Peptide receptor radionuclide therapy (PRRT)
This type of radionuclide therapy is used in the treatment of neuroendocrine cancers. Neuroendocrine cancers have somatostatin receptors on their cells. In these conditions, the radionuclide is combined with a somatostatin analogue. The analogue helps attach the drug to the cancer cell and the radionuclide produces the radiation effect on the cancer cell. Commonly used radionuclides are Lutetium Lu-177 dotatate and Yttrium-90 Dotatoc.
Yttrium 90 is an isotope of Yttrium and is used in the treatment of tumours in the liver. It can be used in primary liver cancer (Hepatocellular carcinoma) or in patients with other cancers that have spread to the liver (colon or rectal cancer). This isotope is injected into the blood vessels near the tumour and it delivers radiation near the tumour to control it.
Ibritumomab tiuxetan (Zevalin) Yttrium 90
This drug is used to treat a lymphoma that has released after initial treatment.

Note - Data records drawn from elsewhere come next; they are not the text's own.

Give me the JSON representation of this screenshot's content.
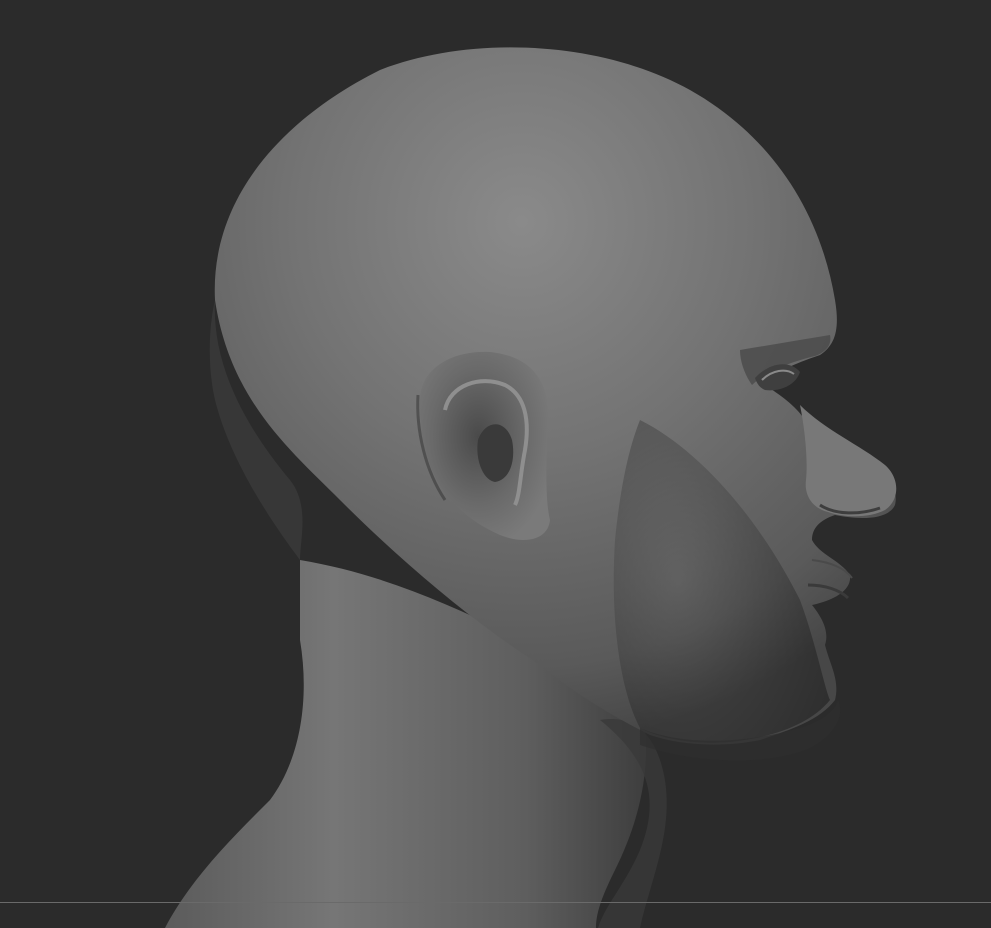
{
  "scene": {
    "subject": "bust",
    "background_color": "#2b2b2b",
    "material_color": "#6e6e6e",
    "highlight_color": "#8c8c8c",
    "shadow_color": "#3a3a3a"
  }
}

Ibritumomab is an anti cd20 monoclonal antibody that acts against lymphoma and attaches to the lymphoma cells. It is given as an injection and the Yttrium 90 delivers local radiation near the lymphoma cells.
Iodine 131 meta-iodobenzylguanidine is a molecule used to treat neuroendocrine tumours such as pheochromocytoma, paraganglioma and neuroblastomas. MIBG is taken up by these tumours and the I 131 delivers the radiation to the cancer cells.
Radionuclide therapy can be used to treat stage 4 prostate cancers after all standard treatments have been used. Prostate cancer commonly spreads into the bones and causes bone pain.
Samarium-153 and Strontium-89 are radioactive isotopes which are taken up in the bones to help control the cancer and improve pain. Their role is mainly to control symptoms.
Radium-223 is an isotope of Radium which has been shown to be beneficial in improving survival in patients with prostate cancer with bone metastases. This given as an injection.
Lutetium-177 PSMA is a molecule that contains a Lutetium-177 radioisotope combined with PSMA which is prostate specific membrane antigen. This type of combination is also known as radioligand therapy (RLT). PSMA is present on the surface of prostate cancer cells and helps the radioisotope deliver treatment locally.
Side effects of Radionuclide therapy
Treatment with radionuclide therapy can be associated with side effects and these are specific to the cancer and the type of treatment used. Usually, the side effects are mild but can include serious side effects also. The doctor doing the treatment will explain the potential side effects of treatment.
As these drugs are radioactive substances, precautions need to be taken by patients and staff to prevent radiation exposure to others. This may involve isolation of the patient after treatment and this depends on the treatment and dose used. For some treatments, the patient may have to stay in hospital for a few days after treatment before going home.